Receivers would listen for as many of these packets as they can, as and when they can (the transmission can be "lossy"), and if a receiver pickups up 100 unique packets, any 100 unique packets in any order, it'll have a 99.9% (or something along those lines) chance of decoding the message successfully. Each extra unique packet adds a 9 to the chances.

That's why the "fountain". It's a data fountain, and you can grab any quantity of data off it at any point and still have a good chance of reconstructing the message.



Very interesting. Still struggling to see how this would be more efficient than looping that data for the use case of getting beacon data out. Perhaps it's more consistent/predictable in scenarios of high or targeted loss (ie first X bytes keep getting dropped)?

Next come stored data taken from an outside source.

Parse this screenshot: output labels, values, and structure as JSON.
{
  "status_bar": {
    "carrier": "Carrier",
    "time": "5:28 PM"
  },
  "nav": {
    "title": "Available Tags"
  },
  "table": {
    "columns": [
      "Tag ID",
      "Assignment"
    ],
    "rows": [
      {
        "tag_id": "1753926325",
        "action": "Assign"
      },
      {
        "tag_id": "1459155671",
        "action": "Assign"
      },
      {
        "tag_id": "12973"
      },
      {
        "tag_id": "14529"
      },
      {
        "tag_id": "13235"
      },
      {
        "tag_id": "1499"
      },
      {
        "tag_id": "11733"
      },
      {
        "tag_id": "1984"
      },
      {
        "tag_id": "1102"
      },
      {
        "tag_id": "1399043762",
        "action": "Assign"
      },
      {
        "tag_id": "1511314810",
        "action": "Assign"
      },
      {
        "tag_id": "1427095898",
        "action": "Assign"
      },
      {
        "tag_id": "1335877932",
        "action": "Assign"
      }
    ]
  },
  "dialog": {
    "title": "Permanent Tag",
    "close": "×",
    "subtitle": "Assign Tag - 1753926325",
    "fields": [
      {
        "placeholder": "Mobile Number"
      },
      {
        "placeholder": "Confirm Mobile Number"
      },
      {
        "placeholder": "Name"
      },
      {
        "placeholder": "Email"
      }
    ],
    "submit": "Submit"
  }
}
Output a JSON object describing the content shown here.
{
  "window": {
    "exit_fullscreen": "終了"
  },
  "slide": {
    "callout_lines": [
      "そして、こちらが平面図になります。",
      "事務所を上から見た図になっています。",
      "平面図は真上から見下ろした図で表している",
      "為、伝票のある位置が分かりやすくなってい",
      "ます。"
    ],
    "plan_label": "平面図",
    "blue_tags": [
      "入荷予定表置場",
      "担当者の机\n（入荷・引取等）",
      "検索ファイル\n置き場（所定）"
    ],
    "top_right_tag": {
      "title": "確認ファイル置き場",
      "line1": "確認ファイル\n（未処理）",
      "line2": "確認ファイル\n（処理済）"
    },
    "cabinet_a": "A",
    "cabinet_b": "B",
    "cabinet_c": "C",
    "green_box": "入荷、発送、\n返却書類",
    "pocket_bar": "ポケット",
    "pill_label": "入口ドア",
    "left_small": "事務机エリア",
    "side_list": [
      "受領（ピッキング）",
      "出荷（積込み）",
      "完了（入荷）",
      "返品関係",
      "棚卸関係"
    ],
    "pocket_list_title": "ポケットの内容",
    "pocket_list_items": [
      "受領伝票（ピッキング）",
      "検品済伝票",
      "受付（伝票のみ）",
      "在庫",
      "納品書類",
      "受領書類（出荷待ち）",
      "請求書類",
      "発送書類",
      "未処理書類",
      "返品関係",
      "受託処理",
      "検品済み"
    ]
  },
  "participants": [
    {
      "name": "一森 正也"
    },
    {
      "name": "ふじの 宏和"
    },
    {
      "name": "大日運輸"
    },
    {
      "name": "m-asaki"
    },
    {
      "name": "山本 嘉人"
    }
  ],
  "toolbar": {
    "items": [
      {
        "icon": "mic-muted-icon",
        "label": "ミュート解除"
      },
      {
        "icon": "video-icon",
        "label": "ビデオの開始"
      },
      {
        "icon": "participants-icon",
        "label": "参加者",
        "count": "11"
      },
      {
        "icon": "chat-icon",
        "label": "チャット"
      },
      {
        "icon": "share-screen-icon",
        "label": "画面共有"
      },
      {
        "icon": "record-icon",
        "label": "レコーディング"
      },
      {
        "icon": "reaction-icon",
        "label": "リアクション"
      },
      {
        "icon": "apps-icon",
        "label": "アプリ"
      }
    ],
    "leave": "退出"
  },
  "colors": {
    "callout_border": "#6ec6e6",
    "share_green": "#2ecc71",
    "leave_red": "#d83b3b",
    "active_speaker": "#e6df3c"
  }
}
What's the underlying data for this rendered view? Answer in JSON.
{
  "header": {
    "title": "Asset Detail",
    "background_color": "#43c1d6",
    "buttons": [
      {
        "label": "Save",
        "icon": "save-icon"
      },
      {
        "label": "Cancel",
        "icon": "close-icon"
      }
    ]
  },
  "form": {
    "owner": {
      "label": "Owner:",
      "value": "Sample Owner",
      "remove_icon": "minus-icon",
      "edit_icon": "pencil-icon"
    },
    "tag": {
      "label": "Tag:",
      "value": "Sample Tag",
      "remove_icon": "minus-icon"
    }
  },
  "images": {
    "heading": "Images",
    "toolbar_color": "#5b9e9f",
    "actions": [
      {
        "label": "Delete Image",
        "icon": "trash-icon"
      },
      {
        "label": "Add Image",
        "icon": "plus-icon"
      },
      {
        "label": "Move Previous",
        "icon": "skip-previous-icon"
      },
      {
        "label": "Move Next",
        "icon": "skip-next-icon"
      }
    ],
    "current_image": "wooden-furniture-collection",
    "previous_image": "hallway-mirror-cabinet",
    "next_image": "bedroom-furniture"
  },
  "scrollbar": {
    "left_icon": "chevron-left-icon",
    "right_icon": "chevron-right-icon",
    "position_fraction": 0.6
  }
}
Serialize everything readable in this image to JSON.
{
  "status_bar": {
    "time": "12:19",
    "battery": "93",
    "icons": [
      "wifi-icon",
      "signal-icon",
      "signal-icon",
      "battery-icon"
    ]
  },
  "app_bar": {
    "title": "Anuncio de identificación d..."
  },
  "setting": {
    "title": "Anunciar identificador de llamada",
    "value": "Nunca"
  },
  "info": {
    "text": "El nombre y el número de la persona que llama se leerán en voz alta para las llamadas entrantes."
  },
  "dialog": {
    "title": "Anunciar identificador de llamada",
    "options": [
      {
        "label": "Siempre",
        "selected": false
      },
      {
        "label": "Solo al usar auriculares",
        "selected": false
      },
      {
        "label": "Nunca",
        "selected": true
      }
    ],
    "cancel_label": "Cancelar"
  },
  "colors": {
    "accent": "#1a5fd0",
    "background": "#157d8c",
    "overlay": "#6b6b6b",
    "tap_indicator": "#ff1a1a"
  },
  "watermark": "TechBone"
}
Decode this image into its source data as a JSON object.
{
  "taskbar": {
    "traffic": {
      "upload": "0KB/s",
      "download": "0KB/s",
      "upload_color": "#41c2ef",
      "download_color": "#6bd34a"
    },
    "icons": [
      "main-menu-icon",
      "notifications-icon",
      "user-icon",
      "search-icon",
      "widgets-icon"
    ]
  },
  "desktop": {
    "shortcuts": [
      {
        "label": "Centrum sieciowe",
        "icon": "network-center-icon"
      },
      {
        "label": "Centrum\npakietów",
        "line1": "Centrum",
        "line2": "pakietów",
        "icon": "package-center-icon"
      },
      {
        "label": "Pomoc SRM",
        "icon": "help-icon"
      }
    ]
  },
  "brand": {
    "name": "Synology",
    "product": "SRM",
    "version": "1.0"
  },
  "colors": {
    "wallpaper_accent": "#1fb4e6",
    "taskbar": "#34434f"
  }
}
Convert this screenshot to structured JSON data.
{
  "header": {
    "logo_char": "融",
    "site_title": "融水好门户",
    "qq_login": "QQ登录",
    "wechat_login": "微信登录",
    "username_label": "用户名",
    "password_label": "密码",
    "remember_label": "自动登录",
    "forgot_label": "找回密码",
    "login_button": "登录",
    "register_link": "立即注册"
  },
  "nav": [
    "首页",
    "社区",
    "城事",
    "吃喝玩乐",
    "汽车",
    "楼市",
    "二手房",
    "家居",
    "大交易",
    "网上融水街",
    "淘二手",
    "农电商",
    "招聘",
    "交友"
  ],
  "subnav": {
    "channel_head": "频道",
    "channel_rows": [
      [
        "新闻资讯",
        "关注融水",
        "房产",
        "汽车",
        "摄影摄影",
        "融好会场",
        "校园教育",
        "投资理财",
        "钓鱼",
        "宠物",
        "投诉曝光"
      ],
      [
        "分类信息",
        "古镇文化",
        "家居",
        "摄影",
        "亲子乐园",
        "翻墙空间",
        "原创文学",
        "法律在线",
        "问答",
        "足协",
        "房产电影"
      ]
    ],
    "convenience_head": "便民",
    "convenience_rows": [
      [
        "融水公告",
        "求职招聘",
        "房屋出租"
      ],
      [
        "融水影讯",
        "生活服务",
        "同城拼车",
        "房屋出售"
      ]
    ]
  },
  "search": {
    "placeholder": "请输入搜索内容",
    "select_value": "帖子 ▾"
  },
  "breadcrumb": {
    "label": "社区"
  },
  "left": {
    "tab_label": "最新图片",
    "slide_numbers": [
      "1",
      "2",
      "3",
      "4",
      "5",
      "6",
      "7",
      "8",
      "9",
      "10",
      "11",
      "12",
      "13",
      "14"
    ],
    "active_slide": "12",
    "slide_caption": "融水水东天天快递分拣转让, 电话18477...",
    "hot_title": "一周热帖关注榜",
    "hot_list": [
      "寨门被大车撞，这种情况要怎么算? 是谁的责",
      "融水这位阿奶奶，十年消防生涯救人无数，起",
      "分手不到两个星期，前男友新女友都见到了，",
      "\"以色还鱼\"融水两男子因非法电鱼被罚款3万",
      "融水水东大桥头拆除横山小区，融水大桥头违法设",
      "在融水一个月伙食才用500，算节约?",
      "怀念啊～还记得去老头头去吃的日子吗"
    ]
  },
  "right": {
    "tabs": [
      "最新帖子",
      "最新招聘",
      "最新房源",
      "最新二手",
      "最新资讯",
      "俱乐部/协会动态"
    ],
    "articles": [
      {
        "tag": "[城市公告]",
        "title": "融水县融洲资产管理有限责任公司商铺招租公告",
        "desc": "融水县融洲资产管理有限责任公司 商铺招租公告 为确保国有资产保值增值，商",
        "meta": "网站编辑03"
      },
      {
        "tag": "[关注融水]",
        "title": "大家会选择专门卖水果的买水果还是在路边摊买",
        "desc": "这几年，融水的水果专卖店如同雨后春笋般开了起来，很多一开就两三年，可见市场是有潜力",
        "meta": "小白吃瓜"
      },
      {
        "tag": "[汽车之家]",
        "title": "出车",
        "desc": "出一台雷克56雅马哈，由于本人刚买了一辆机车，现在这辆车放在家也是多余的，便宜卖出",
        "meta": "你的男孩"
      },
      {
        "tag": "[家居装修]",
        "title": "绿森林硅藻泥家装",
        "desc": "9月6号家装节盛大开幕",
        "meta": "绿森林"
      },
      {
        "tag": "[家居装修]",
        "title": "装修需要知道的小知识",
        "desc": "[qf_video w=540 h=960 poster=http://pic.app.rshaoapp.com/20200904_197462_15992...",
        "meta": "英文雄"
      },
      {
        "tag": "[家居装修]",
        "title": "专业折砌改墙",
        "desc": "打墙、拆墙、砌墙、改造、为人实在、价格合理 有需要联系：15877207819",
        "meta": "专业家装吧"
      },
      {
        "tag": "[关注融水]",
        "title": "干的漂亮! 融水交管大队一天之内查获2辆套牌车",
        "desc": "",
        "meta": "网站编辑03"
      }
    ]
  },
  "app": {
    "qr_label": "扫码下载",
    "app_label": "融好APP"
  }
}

If you’re transferring 5GB over 1KB packets over UDP or a satellite, the benefits are very clear. Without a fountain code, there are 5,000,000 packets you need to receive. Miss one packet, and your have to sit through another 4,999,999 packets and pray very hard that you get your packet reliably the next time.

With a fountain code, it’s not a problem. If you miss one packet, you have a 99% chance of making do with the 5,000,001st packet that comes. 99.9% of making do with the 5,000,002nd packet etc.

In other words, without a fountain code, if you want to reliably receive 1GB, and you miss a packet, your satellite will have to transmit 2GB just for your sake, which is expensive af. With a fountain code, it’ll only need to send 1.01GB.


It vastly reduces the chance of you receiving a packet that contains no new information. If you just rebroadcast the same packets over and over again, a receiver that has 999/1000 packets may have a very low chance of serendipitously receiving the packet they need.


Not an expert, but if you miss a packet with the looping you have to wait for that particular packet, whereas with the fountain it sounds like you can get that back quicker.